The title of this blog is taken from John Prine’s song “Speed of the Sound of Loneliness,” which seems apropos for an article on the profound impact of loneliness on the health of aging parents. Here’s the first punch line:
“Assessment of loneliness is not routine in clinical practice and it may be viewed as beyond the scope of medical practice,” the authors conclude. “However, loneliness may be as an important of a predictor of adverse health outcomes as many traditional medical risk factors.”

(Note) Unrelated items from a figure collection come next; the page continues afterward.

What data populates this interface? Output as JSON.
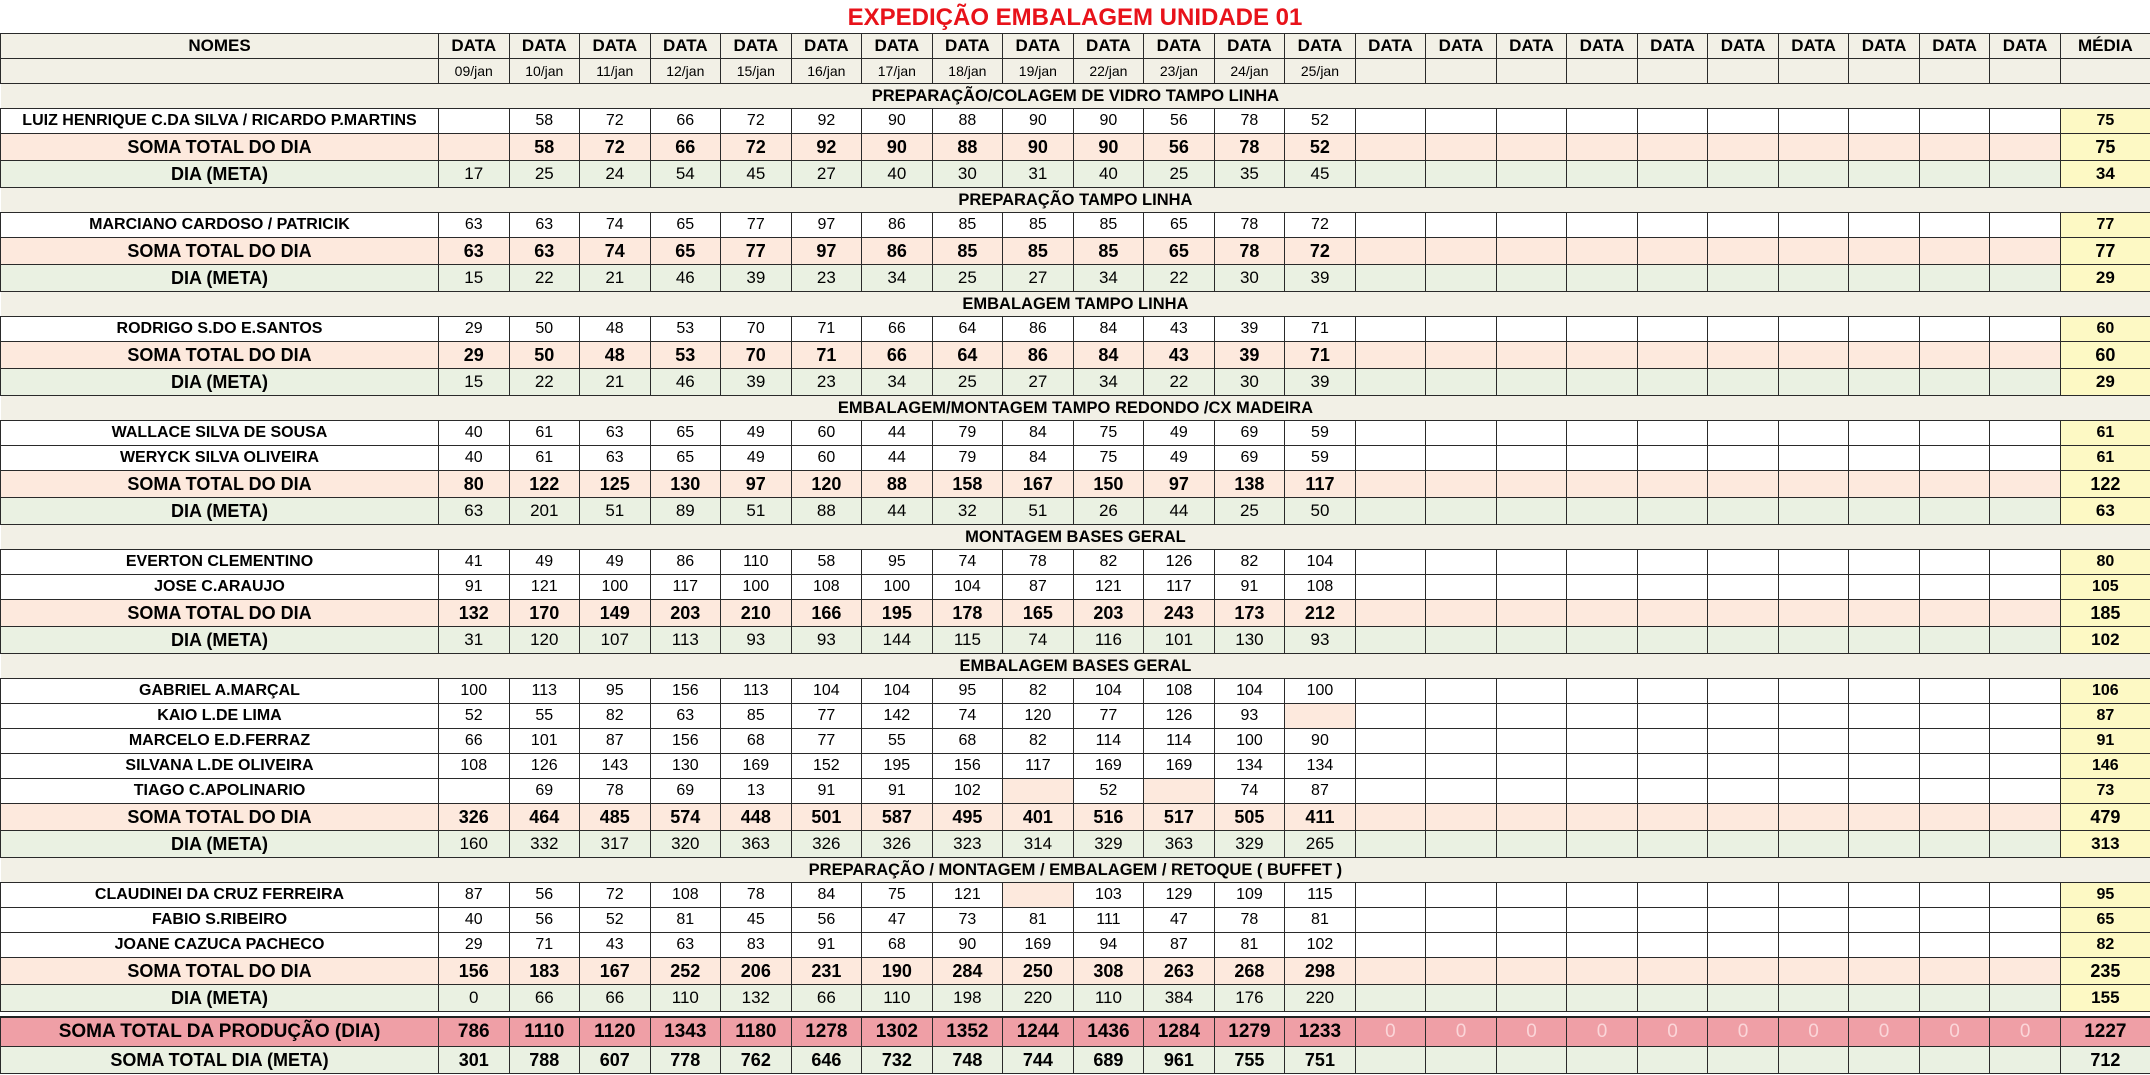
{
  "title": "EXPEDIÇÃO EMBALAGEM UNIDADE 01",
  "header": {
    "names_label": "NOMES",
    "data_label": "DATA",
    "avg_label": "MÉDIA",
    "dates": [
      "09/jan",
      "10/jan",
      "11/jan",
      "12/jan",
      "15/jan",
      "16/jan",
      "17/jan",
      "18/jan",
      "19/jan",
      "22/jan",
      "23/jan",
      "24/jan",
      "25/jan",
      "",
      "",
      "",
      "",
      "",
      "",
      "",
      "",
      "",
      ""
    ]
  },
  "sections": [
    {
      "title": "PREPARAÇÃO/COLAGEM DE VIDRO TAMPO LINHA",
      "people": [
        {
          "name": "LUIZ HENRIQUE C.DA SILVA / RICARDO P.MARTINS",
          "values": [
            "",
            "58",
            "72",
            "66",
            "72",
            "92",
            "90",
            "88",
            "90",
            "90",
            "56",
            "78",
            "52"
          ],
          "avg": "75"
        }
      ],
      "soma": {
        "label": "SOMA TOTAL DO DIA",
        "values": [
          "",
          "58",
          "72",
          "66",
          "72",
          "92",
          "90",
          "88",
          "90",
          "90",
          "56",
          "78",
          "52"
        ],
        "avg": "75"
      },
      "meta": {
        "label": "DIA (META)",
        "values": [
          "17",
          "25",
          "24",
          "54",
          "45",
          "27",
          "40",
          "30",
          "31",
          "40",
          "25",
          "35",
          "45"
        ],
        "avg": "34"
      }
    },
    {
      "title": "PREPARAÇÃO TAMPO LINHA",
      "people": [
        {
          "name": "MARCIANO CARDOSO / PATRICIK",
          "values": [
            "63",
            "63",
            "74",
            "65",
            "77",
            "97",
            "86",
            "85",
            "85",
            "85",
            "65",
            "78",
            "72"
          ],
          "avg": "77"
        }
      ],
      "soma": {
        "label": "SOMA TOTAL DO DIA",
        "values": [
          "63",
          "63",
          "74",
          "65",
          "77",
          "97",
          "86",
          "85",
          "85",
          "85",
          "65",
          "78",
          "72"
        ],
        "avg": "77"
      },
      "meta": {
        "label": "DIA (META)",
        "values": [
          "15",
          "22",
          "21",
          "46",
          "39",
          "23",
          "34",
          "25",
          "27",
          "34",
          "22",
          "30",
          "39"
        ],
        "avg": "29"
      }
    },
    {
      "title": "EMBALAGEM TAMPO LINHA",
      "people": [
        {
          "name": "RODRIGO S.DO E.SANTOS",
          "values": [
            "29",
            "50",
            "48",
            "53",
            "70",
            "71",
            "66",
            "64",
            "86",
            "84",
            "43",
            "39",
            "71"
          ],
          "avg": "60"
        }
      ],
      "soma": {
        "label": "SOMA TOTAL DO DIA",
        "values": [
          "29",
          "50",
          "48",
          "53",
          "70",
          "71",
          "66",
          "64",
          "86",
          "84",
          "43",
          "39",
          "71"
        ],
        "avg": "60"
      },
      "meta": {
        "label": "DIA (META)",
        "values": [
          "15",
          "22",
          "21",
          "46",
          "39",
          "23",
          "34",
          "25",
          "27",
          "34",
          "22",
          "30",
          "39"
        ],
        "avg": "29"
      }
    },
    {
      "title": "EMBALAGEM/MONTAGEM TAMPO REDONDO /CX MADEIRA",
      "people": [
        {
          "name": "WALLACE SILVA DE SOUSA",
          "values": [
            "40",
            "61",
            "63",
            "65",
            "49",
            "60",
            "44",
            "79",
            "84",
            "75",
            "49",
            "69",
            "59"
          ],
          "avg": "61"
        },
        {
          "name": "WERYCK SILVA OLIVEIRA",
          "values": [
            "40",
            "61",
            "63",
            "65",
            "49",
            "60",
            "44",
            "79",
            "84",
            "75",
            "49",
            "69",
            "59"
          ],
          "avg": "61"
        }
      ],
      "soma": {
        "label": "SOMA TOTAL DO DIA",
        "values": [
          "80",
          "122",
          "125",
          "130",
          "97",
          "120",
          "88",
          "158",
          "167",
          "150",
          "97",
          "138",
          "117"
        ],
        "avg": "122"
      },
      "meta": {
        "label": "DIA (META)",
        "values": [
          "63",
          "201",
          "51",
          "89",
          "51",
          "88",
          "44",
          "32",
          "51",
          "26",
          "44",
          "25",
          "50"
        ],
        "avg": "63"
      }
    },
    {
      "title": "MONTAGEM BASES GERAL",
      "people": [
        {
          "name": "EVERTON CLEMENTINO",
          "values": [
            "41",
            "49",
            "49",
            "86",
            "110",
            "58",
            "95",
            "74",
            "78",
            "82",
            "126",
            "82",
            "104"
          ],
          "avg": "80"
        },
        {
          "name": "JOSE C.ARAUJO",
          "values": [
            "91",
            "121",
            "100",
            "117",
            "100",
            "108",
            "100",
            "104",
            "87",
            "121",
            "117",
            "91",
            "108"
          ],
          "avg": "105"
        }
      ],
      "soma": {
        "label": "SOMA TOTAL DO DIA",
        "values": [
          "132",
          "170",
          "149",
          "203",
          "210",
          "166",
          "195",
          "178",
          "165",
          "203",
          "243",
          "173",
          "212"
        ],
        "avg": "185"
      },
      "meta": {
        "label": "DIA (META)",
        "values": [
          "31",
          "120",
          "107",
          "113",
          "93",
          "93",
          "144",
          "115",
          "74",
          "116",
          "101",
          "130",
          "93"
        ],
        "avg": "102"
      }
    },
    {
      "title": "EMBALAGEM BASES GERAL",
      "people": [
        {
          "name": "GABRIEL A.MARÇAL",
          "values": [
            "100",
            "113",
            "95",
            "156",
            "113",
            "104",
            "104",
            "95",
            "82",
            "104",
            "108",
            "104",
            "100"
          ],
          "avg": "106"
        },
        {
          "name": "KAIO L.DE LIMA",
          "values": [
            "52",
            "55",
            "82",
            "63",
            "85",
            "77",
            "142",
            "74",
            "120",
            "77",
            "126",
            "93",
            ""
          ],
          "avg": "87",
          "pink": [
            12
          ]
        },
        {
          "name": "MARCELO E.D.FERRAZ",
          "values": [
            "66",
            "101",
            "87",
            "156",
            "68",
            "77",
            "55",
            "68",
            "82",
            "114",
            "114",
            "100",
            "90"
          ],
          "avg": "91"
        },
        {
          "name": "SILVANA L.DE OLIVEIRA",
          "values": [
            "108",
            "126",
            "143",
            "130",
            "169",
            "152",
            "195",
            "156",
            "117",
            "169",
            "169",
            "134",
            "134"
          ],
          "avg": "146"
        },
        {
          "name": "TIAGO C.APOLINARIO",
          "values": [
            "",
            "69",
            "78",
            "69",
            "13",
            "91",
            "91",
            "102",
            "",
            "52",
            "",
            "74",
            "87"
          ],
          "avg": "73",
          "pink": [
            8,
            10
          ]
        }
      ],
      "soma": {
        "label": "SOMA TOTAL DO DIA",
        "values": [
          "326",
          "464",
          "485",
          "574",
          "448",
          "501",
          "587",
          "495",
          "401",
          "516",
          "517",
          "505",
          "411"
        ],
        "avg": "479"
      },
      "meta": {
        "label": "DIA (META)",
        "values": [
          "160",
          "332",
          "317",
          "320",
          "363",
          "326",
          "326",
          "323",
          "314",
          "329",
          "363",
          "329",
          "265"
        ],
        "avg": "313"
      }
    },
    {
      "title": "PREPARAÇÃO / MONTAGEM / EMBALAGEM / RETOQUE  ( BUFFET )",
      "people": [
        {
          "name": "CLAUDINEI DA CRUZ FERREIRA",
          "values": [
            "87",
            "56",
            "72",
            "108",
            "78",
            "84",
            "75",
            "121",
            "",
            "103",
            "129",
            "109",
            "115"
          ],
          "avg": "95",
          "pink": [
            8
          ]
        },
        {
          "name": "FABIO S.RIBEIRO",
          "values": [
            "40",
            "56",
            "52",
            "81",
            "45",
            "56",
            "47",
            "73",
            "81",
            "111",
            "47",
            "78",
            "81"
          ],
          "avg": "65"
        },
        {
          "name": "JOANE CAZUCA PACHECO",
          "values": [
            "29",
            "71",
            "43",
            "63",
            "83",
            "91",
            "68",
            "90",
            "169",
            "94",
            "87",
            "81",
            "102"
          ],
          "avg": "82"
        }
      ],
      "soma": {
        "label": "SOMA TOTAL DO DIA",
        "values": [
          "156",
          "183",
          "167",
          "252",
          "206",
          "231",
          "190",
          "284",
          "250",
          "308",
          "263",
          "268",
          "298"
        ],
        "avg": "235"
      },
      "meta": {
        "label": "DIA (META)",
        "values": [
          "0",
          "66",
          "66",
          "110",
          "132",
          "66",
          "110",
          "198",
          "220",
          "110",
          "384",
          "176",
          "220"
        ],
        "avg": "155"
      }
    }
  ],
  "grand_total": {
    "label": "SOMA TOTAL DA PRODUÇÃO (DIA)",
    "values": [
      "786",
      "1110",
      "1120",
      "1343",
      "1180",
      "1278",
      "1302",
      "1352",
      "1244",
      "1436",
      "1284",
      "1279",
      "1233",
      "0",
      "0",
      "0",
      "0",
      "0",
      "0",
      "0",
      "0",
      "0",
      "0"
    ],
    "avg": "1227"
  },
  "grand_meta": {
    "label": "SOMA TOTAL DIA (META)",
    "values": [
      "301",
      "788",
      "607",
      "778",
      "762",
      "646",
      "732",
      "748",
      "744",
      "689",
      "961",
      "755",
      "751",
      "",
      "",
      "",
      "",
      "",
      "",
      "",
      "",
      "",
      ""
    ],
    "avg": "712"
  },
  "colors": {
    "title": "#e8121a",
    "soma_row": "#fde9dd",
    "meta_row": "#eaf1e2",
    "avg_cell": "#fdf9c4",
    "grand_row": "#ef9fa6"
  }
}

Beyond the scope of medical practice? Really? Cure when possible, comfort always but too busy to assess loneliness in a high risk population? Here’s the risk:
“After controlling for confounding factors (including depression), loneliness was associated with a nearly 60-percent increased risk of functional decline (loss of ability to perform everyday tasks such as bathing and feeding themselves, climbing stairs, walking, lifting things with their arms, and so forth) during the six-year follow-up period than the folks who were not deemed lonely. Worse yet, loneliness was linked to a 45 percent higher risk of dying during the follow-up period.”
Worth an assessment in my book, but there’s more. Here is the second punch line:
“Those findings deliver an extra jolt when you consider that just 18 percent of the people surveyed lived alone – and nearly 75 percent were married.”
Loneliness plagues the married and unmarried alike, which harkens back to the pressing need to maintain “nourishing” social connections in the final phase of life. It also intensifies the dilemma of where to live when we get old. Aging in place may maximize personal control but may inadvertently worsen loneliness. Senior housing may do the opposite.
Bottom Line: Wherever our aging parents live, they are at risk for loneliness. The good news is that this is a risk we can mitigate with creativity, determination, and compassion.